Ormai è Ransomware-mania. È cambiato ben poco dalla prima volta in cui ci siamo occupati del problema Cryptolocker. Nonostante gli innumerevoli tentativi di controllarne la diffusione da parte delle forze dell’ordine internazionali, il sistema è in continua, rapida ed inesorabile espansione. Gli hacker infatti non si limitano a vivere di rendita, passando a riscuotere il “lavoro” svolto finora, ma continuano a sviluppare e rendere sempre più perfetta la loro macchina da estorsione.
Un esempio evidente di questa evoluzione è Teslacrypt, la cui particolarità è che, al contrario del cugino Cryptlocker, questo non modifica l’estensione e la denominazione dei file criptati, rendendoli ancora più difficili da individuare ed eliminare. Inoltre, il riscatto non si ferma alla prima infezione, ma aumenta a seconda dei tentativi di riavvio del sistema.
Neanche il Mac, considerato da molti una piccola isola felice in questo campo, ha passato dei bei momenti ultimamente. È infatti stato scoperto KeRanger, un ransomware prettamente dedicato ai prodotti della mela morsicata, diffusosi attraverso un esecutivo di installazione di un client Torrent, il Transmission, utilizzato per scaricare contenuti dalla rete utilizzando il P2P. Pur essendo stato debellato abbastanza in fretta, ha avuto comunque il tempo di creare notevoli disagi ad un innumerevole quantitativo di aziende in tutto il mondo.

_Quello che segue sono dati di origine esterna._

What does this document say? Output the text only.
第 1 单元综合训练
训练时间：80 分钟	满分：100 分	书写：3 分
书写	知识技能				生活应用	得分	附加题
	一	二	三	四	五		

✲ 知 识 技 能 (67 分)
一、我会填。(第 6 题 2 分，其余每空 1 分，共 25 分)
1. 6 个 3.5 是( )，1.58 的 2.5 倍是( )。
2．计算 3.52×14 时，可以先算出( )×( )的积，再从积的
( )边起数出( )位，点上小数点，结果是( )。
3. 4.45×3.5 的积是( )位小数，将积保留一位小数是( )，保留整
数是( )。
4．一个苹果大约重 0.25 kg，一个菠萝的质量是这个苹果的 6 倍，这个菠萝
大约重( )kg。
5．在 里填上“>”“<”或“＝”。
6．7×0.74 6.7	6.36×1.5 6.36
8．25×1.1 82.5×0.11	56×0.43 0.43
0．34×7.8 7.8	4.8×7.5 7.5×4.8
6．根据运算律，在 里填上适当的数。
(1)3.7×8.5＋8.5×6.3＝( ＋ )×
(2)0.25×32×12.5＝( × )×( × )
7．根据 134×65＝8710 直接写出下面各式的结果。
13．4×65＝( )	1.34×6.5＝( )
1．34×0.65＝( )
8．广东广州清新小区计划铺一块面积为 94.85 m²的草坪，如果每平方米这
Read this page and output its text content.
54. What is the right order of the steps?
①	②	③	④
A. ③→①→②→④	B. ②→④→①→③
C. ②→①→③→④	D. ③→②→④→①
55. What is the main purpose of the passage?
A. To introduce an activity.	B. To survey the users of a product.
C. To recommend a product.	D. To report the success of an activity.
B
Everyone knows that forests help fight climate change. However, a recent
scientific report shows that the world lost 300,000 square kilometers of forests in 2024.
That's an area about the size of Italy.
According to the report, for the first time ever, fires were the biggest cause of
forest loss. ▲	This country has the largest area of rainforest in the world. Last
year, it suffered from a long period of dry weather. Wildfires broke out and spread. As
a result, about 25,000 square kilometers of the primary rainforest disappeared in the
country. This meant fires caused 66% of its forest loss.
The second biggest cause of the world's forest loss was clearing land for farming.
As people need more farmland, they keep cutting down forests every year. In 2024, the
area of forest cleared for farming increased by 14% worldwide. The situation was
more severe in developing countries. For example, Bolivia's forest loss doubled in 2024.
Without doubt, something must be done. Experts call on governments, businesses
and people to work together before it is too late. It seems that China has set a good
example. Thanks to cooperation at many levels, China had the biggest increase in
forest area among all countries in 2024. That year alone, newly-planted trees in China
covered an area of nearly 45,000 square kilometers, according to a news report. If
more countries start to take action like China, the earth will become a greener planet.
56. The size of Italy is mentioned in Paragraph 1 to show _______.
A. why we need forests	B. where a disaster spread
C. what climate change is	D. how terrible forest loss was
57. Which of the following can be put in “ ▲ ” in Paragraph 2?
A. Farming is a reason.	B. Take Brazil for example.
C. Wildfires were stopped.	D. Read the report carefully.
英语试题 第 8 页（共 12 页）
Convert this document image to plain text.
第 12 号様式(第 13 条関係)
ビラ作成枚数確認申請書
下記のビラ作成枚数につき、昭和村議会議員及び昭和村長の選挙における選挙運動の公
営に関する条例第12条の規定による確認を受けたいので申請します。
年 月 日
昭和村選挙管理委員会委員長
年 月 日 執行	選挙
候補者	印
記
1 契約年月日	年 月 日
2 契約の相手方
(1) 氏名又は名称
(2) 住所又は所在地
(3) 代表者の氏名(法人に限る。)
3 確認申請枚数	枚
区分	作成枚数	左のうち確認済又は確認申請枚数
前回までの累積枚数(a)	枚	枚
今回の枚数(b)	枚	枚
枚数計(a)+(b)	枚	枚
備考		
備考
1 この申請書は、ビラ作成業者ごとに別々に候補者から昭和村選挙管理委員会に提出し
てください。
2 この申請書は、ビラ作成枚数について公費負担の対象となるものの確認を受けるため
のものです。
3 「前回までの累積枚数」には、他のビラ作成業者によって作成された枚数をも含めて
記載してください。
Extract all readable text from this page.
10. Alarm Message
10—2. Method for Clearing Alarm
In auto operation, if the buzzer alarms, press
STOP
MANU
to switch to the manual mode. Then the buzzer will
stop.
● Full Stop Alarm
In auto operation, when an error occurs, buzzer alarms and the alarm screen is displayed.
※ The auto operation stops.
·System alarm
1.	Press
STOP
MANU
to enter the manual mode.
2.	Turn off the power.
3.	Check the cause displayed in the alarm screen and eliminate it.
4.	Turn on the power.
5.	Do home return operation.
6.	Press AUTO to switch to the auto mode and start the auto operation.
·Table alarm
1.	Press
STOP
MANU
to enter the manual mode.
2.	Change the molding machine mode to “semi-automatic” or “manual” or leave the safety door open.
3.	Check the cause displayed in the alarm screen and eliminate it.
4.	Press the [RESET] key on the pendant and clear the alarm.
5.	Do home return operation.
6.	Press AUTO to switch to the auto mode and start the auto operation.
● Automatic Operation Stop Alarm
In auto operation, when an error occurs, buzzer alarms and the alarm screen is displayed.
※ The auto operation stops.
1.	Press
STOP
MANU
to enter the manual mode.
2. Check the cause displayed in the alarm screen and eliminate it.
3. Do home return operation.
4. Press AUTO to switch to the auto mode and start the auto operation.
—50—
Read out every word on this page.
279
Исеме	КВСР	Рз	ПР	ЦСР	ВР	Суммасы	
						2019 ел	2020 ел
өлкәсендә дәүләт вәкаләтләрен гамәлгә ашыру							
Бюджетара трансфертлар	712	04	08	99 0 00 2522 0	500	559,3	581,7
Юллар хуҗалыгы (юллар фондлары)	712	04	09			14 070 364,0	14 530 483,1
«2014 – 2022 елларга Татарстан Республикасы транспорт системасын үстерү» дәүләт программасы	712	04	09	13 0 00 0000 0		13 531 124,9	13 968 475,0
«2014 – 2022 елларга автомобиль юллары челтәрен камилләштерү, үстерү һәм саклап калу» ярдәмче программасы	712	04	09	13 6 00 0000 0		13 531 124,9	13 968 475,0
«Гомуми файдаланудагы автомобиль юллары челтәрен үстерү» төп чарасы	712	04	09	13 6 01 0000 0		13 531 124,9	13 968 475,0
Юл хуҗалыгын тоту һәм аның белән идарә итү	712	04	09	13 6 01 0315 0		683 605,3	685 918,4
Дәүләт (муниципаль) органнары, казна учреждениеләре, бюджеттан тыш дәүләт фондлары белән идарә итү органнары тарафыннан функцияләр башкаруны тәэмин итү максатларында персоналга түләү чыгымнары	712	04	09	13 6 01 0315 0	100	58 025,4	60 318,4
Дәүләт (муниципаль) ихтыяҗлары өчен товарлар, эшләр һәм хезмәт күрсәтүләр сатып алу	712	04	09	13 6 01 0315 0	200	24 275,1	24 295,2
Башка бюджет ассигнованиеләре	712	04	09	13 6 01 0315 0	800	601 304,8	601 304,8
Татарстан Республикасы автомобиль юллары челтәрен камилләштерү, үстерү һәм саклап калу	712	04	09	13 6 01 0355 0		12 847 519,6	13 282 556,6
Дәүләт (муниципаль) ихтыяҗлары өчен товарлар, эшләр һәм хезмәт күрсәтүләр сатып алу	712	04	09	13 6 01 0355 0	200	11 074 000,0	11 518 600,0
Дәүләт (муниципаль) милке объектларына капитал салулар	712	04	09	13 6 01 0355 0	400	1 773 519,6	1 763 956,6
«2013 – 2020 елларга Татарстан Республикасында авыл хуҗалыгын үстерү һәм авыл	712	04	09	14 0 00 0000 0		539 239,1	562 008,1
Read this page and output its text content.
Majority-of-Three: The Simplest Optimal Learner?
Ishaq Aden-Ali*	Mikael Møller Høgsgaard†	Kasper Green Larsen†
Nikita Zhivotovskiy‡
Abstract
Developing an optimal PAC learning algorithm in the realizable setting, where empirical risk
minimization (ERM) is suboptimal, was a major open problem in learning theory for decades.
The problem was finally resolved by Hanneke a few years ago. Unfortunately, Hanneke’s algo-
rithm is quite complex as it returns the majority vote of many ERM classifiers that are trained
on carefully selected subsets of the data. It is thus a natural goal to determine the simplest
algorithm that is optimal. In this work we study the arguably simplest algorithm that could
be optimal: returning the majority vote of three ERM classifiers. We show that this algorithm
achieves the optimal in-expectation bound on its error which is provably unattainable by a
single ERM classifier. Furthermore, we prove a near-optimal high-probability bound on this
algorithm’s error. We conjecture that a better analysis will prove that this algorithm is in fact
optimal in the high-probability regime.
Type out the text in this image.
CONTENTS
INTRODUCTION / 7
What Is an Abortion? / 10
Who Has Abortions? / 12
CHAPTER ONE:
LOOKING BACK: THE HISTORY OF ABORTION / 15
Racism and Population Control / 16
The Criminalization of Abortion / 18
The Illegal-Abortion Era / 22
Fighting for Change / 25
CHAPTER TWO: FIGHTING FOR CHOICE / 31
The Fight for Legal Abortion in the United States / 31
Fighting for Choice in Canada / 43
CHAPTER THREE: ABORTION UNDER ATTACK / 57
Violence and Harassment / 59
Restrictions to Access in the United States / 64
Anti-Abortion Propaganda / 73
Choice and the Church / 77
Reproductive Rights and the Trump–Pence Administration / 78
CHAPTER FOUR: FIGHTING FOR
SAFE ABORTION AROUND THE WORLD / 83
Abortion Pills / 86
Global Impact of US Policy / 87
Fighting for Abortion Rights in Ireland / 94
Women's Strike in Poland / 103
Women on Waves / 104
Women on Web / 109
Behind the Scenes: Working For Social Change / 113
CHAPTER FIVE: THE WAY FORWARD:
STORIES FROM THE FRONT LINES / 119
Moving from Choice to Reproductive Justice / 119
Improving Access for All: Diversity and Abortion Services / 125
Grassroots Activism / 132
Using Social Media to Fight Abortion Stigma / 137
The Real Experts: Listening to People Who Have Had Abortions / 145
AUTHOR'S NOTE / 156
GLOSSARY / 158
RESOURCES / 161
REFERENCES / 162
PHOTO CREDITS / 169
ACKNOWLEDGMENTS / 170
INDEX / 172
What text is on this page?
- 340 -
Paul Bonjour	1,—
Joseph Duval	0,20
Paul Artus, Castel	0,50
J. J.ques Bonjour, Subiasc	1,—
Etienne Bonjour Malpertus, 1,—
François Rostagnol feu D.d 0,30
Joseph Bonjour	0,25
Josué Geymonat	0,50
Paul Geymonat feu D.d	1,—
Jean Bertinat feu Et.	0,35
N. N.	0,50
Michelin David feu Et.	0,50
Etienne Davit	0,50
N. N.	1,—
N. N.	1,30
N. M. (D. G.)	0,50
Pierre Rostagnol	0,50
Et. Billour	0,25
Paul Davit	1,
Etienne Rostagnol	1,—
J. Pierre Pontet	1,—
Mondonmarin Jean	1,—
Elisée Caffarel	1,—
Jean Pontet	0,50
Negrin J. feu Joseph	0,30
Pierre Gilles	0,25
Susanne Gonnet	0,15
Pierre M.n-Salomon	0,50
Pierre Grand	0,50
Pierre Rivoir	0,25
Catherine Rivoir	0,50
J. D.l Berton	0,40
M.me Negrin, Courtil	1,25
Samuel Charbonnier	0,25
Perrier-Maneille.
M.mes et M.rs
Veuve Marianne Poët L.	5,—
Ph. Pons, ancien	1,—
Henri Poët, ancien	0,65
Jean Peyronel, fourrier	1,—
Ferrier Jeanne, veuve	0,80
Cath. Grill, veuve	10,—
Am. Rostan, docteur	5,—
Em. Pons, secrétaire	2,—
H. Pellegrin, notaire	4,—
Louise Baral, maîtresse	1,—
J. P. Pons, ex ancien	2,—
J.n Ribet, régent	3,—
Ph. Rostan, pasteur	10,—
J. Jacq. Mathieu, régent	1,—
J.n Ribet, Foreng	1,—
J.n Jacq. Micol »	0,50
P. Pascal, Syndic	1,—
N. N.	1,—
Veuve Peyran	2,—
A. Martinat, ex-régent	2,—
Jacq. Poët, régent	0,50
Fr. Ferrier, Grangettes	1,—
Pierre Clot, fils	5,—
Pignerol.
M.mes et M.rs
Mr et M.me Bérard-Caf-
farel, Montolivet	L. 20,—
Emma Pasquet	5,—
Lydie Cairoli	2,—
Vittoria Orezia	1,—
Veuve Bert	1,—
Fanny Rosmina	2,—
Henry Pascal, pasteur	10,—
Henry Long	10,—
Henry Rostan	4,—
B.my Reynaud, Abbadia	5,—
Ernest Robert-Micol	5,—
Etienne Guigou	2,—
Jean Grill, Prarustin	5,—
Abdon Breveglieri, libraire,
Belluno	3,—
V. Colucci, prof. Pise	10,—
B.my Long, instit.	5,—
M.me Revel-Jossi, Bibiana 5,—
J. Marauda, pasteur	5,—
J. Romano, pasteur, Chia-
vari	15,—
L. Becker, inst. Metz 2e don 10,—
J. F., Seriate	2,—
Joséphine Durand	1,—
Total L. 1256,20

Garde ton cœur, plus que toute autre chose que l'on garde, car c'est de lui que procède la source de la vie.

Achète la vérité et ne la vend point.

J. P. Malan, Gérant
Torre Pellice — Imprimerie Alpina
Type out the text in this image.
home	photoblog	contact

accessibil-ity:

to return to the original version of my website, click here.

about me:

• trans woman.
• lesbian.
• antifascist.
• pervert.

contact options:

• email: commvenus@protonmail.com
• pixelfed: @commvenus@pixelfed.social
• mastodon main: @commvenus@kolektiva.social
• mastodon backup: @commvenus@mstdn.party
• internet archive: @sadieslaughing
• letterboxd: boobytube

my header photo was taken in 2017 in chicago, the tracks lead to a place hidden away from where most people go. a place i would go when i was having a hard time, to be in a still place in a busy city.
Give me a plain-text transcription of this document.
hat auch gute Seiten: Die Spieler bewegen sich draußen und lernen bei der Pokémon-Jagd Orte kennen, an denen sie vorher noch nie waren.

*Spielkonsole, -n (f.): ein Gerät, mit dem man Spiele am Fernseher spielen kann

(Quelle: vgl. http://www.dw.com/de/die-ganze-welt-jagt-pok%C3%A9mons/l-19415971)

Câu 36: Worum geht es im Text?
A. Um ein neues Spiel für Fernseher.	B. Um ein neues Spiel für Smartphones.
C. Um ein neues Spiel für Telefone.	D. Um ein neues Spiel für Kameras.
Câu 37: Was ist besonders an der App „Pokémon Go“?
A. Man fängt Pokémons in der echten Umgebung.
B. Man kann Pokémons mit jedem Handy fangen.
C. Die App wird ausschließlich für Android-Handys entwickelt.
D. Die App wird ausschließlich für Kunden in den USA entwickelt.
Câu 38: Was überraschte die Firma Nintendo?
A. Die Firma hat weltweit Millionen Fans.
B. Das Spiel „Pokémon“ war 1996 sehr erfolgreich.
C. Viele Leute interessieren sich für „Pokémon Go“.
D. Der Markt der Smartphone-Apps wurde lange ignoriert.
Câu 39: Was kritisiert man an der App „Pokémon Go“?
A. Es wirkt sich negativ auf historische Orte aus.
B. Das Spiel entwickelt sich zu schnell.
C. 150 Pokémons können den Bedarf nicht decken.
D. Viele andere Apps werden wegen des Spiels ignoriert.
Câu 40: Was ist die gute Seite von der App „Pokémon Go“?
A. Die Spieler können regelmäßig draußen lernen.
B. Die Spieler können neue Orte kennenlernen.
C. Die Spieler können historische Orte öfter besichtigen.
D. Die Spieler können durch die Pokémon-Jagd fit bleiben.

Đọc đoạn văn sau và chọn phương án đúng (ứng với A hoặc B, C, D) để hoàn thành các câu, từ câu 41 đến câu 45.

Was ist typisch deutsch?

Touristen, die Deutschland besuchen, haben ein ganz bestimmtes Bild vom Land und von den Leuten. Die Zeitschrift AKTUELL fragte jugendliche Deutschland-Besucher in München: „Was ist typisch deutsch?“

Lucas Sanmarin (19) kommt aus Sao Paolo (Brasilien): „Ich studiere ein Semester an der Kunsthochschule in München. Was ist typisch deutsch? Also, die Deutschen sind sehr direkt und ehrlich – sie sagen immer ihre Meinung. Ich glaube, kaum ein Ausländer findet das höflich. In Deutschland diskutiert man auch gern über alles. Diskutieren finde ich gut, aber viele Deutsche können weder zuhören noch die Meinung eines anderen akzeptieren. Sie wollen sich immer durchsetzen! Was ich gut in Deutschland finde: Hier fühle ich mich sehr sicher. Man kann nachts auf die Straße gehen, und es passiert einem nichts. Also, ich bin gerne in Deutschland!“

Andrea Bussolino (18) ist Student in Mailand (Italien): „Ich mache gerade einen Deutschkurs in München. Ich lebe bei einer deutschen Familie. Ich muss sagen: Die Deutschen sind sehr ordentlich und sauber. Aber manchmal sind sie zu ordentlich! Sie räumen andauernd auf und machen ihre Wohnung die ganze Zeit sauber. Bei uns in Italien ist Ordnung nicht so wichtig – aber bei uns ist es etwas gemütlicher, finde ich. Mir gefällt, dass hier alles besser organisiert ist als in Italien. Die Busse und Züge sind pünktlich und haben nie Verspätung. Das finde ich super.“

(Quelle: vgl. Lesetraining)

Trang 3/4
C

I metodi di risoluzione di queste problematiche richiedono rapidità ed efficacia da parte degli addetti all’assistenza dei computer. Purtroppo, però, non sempre basta. Navigando su internet è stato semplice individuare un esempio reale di questo genere di attacchi. Questo il racconto del misfatto:
Il responsabile vendite di una nota azienda del New England (Stati Uniti) ha ricevuto una mail con allegato un messaggio vocale proveniente (almeno ad un primo controllo) dal CEO dell’azienda. Come è ovvio quando il capo chiama, il dipendente vola sull’attenti. A complicare ancora di più le cose, il business aziendale e le comunicazioni si basavano su un sistema di messaggi vocali e allegati alle mail. Non esistevano, quindi, ragioni sensate per pensare ad un pericolo imminente.
La realtà, però, è risultata molto diversa: utilizzando una tecnica di Alias, il ransomware è stato in grado di spacciarsi per il CEO. Quando il dipendente ha aperto il messaggio non è successo nulla, almeno nell’immediato, tanto da fargli pensare ad una cosa non troppo urgente e gestibile successivamente con il proprio superiore per verificare di cosa si trattasse.
Ritornato alle sue solite mansioni, ha provato ad accedere ad un file excel posto nella principale cartella condivisa dell’azienda. I geroglifici che gli si sono mostrati subito dopo erano solo il principio del disastro. Non avendo le conoscenze necessarie a risolvere il problema, si rivolge al help desk IT dell’azienda, già tempestato di richieste d’aiuto dopo pochi secondi dall’infezione. Purtroppo, neanche loro riuscirono ad arginare il problema.
Vuoi sapere come si sono salvati?
Per loro fortuna, poco tempo prima il provider dei servizi IT aveva installato un software di Backup, un programma in grado di mantenere una copia criptata di tutti i contenuti dei terminali e delle cartelle condivise, così che non potessero essere attaccate da nessuno. Una volta individuata la fonte del problema, eliminati i file corrotti e pulito il computer, tutto è tornato alla normalità.
La risoluzione del problema ha richiesto poco meno di un’ora, un tempo sufficiente ad evitare una totale catastrofe e tutto è bene quel che finisce bene (puoi trovare la storia completa qui).
Come abbiamo indicato nel precedente articolo dedicato ai Ransomware, per evitare questo genere di problemi oltre ad “educare” i propri dipendenti a controllare e verificare l’attendibilità degli allegati contenuti nelle mail aziendali, l’unica vera soluzione sicura ed efficace per dormire sonni tranquilli è fornirsi di un’ottimale protezione Backup.